Я вижу время на приборной панели. Сейчас 10:37. И думаю о том, что происходит внизу, на земле.
Узнала ли Уиллоу, кто именно в машине скорой помощи? Позвонил ли кто-нибудь моим бабушке и дедушке? Они живут в ближайшем от нас городе, и я с нетерпением ждала традиционного семейного обеда с ними. Дед ловит рыбу и сам коптит её и, вполне возможно, мы бы ели ее с тонкими ржаными хлебцами на пиве, приготовленными бабушкой. А затем бабушка повела бы Тедди к огромным мусорным контейнерам и разрешила бы ему порыться в поисках журналов[7]. В последнее время он пристрастился к Reader's Digest. Ему нравится вырезать картинки и делать коллажи.
Я думаю о Ким. Сегодня занятий в школе нет. Скорей всего, меня и завтра в школе не будет. Наверное, она решит, что меня нет из-за того, что я проспала, так как поздно вернулась с концерта Адама и Shooting Star в Портленде. Портленд. Я абсолютно уверена в том, что меня везут именно туда. Пилот вертолета продолжает разговаривать с первым отделением травматологии. За окном я вижу вершину Маунт-Худ[8]. Это значит, что мы недалеко от Портленда.

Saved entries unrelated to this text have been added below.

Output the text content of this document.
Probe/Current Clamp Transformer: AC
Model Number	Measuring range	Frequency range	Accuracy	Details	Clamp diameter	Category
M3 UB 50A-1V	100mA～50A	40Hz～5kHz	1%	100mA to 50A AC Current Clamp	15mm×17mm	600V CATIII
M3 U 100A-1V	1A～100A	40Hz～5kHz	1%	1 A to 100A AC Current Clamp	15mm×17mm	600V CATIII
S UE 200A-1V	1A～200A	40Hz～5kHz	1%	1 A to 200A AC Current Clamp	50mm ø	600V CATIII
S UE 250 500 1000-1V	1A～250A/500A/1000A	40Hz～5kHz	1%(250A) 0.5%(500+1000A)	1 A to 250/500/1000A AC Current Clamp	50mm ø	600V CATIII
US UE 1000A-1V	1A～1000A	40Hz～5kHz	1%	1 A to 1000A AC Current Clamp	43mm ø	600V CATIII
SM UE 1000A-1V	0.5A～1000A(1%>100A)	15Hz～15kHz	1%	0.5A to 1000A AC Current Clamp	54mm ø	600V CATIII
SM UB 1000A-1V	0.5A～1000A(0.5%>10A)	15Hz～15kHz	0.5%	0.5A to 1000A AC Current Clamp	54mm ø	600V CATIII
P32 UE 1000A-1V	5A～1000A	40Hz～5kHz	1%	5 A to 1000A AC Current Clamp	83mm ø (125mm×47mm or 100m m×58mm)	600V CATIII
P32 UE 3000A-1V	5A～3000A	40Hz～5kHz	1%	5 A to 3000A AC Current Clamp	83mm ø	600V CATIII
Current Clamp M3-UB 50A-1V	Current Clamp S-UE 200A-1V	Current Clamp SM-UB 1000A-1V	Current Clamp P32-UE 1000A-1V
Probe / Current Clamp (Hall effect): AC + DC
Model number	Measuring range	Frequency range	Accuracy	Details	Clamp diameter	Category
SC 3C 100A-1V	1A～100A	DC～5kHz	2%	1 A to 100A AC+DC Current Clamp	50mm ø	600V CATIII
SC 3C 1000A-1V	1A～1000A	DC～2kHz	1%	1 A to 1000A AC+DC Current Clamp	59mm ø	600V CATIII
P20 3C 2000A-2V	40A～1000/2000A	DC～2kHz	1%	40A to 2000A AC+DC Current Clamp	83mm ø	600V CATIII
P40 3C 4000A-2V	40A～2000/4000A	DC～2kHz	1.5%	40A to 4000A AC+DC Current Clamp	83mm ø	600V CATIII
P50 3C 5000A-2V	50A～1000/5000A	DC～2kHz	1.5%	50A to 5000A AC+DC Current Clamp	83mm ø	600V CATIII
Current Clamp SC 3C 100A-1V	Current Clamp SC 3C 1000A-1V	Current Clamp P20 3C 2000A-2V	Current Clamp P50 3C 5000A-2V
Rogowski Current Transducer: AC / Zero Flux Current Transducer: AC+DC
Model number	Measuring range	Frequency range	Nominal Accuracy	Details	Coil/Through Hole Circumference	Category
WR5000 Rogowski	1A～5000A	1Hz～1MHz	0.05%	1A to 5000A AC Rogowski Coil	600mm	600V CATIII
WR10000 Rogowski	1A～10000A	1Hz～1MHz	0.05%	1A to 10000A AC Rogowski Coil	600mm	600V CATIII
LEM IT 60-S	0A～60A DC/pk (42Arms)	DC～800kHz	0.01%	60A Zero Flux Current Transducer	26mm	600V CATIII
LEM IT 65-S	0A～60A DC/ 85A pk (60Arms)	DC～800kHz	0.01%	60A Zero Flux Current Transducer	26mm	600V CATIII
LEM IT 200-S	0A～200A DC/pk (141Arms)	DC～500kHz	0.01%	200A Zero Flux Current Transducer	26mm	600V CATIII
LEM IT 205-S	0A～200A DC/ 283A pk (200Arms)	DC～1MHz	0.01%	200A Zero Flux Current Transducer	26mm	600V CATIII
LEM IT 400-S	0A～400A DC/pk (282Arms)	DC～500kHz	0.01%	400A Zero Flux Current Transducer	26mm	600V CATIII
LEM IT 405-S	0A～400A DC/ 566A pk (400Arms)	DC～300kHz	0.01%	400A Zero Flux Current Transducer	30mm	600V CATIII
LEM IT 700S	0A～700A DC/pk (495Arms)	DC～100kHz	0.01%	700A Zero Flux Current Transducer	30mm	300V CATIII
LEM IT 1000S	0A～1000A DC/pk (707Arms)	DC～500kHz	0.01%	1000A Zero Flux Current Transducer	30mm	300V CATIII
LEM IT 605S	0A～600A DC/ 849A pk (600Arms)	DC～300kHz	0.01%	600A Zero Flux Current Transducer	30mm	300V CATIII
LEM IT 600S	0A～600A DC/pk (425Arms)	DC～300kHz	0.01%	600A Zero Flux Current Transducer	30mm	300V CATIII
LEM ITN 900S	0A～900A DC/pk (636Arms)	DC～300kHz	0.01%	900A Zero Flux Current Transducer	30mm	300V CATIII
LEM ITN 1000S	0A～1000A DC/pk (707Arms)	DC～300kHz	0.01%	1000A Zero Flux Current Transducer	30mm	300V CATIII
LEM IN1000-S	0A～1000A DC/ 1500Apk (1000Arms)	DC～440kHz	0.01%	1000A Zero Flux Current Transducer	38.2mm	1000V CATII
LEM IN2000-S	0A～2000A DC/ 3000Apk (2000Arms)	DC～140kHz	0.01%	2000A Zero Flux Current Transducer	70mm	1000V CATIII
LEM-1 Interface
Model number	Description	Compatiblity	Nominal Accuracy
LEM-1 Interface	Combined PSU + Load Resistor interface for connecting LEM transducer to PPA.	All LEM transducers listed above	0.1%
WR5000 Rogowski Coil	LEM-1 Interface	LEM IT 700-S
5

Адам уже там? Вчера вечером у него было выступление в Сиэтле; после концерта он всегда полон адреналина и вождение помогает ему прийти в норму. Обычно никто из группы не возражает, если он усаживается за руль. Если он уже в Портленде, то скорей всего, еще спит.
И пойдет ли он пить кофе на бульвар Хортон, когда проснется? Может, прогуляется с книгой по Японскому садику? Именно этим мы и занимались, когда я в прошлый раз приезжала в Портленд, только тогда было теплее. Позже, днем, у группы будет саундчек. А потом Адам выйдет на улицу и будет ждать меня. Сначала он подумает, что я опаздываю. Разве он может узнать, что сегодня я приехала очень рано? Что я была в Портленде еще до того, как снег успел растаять?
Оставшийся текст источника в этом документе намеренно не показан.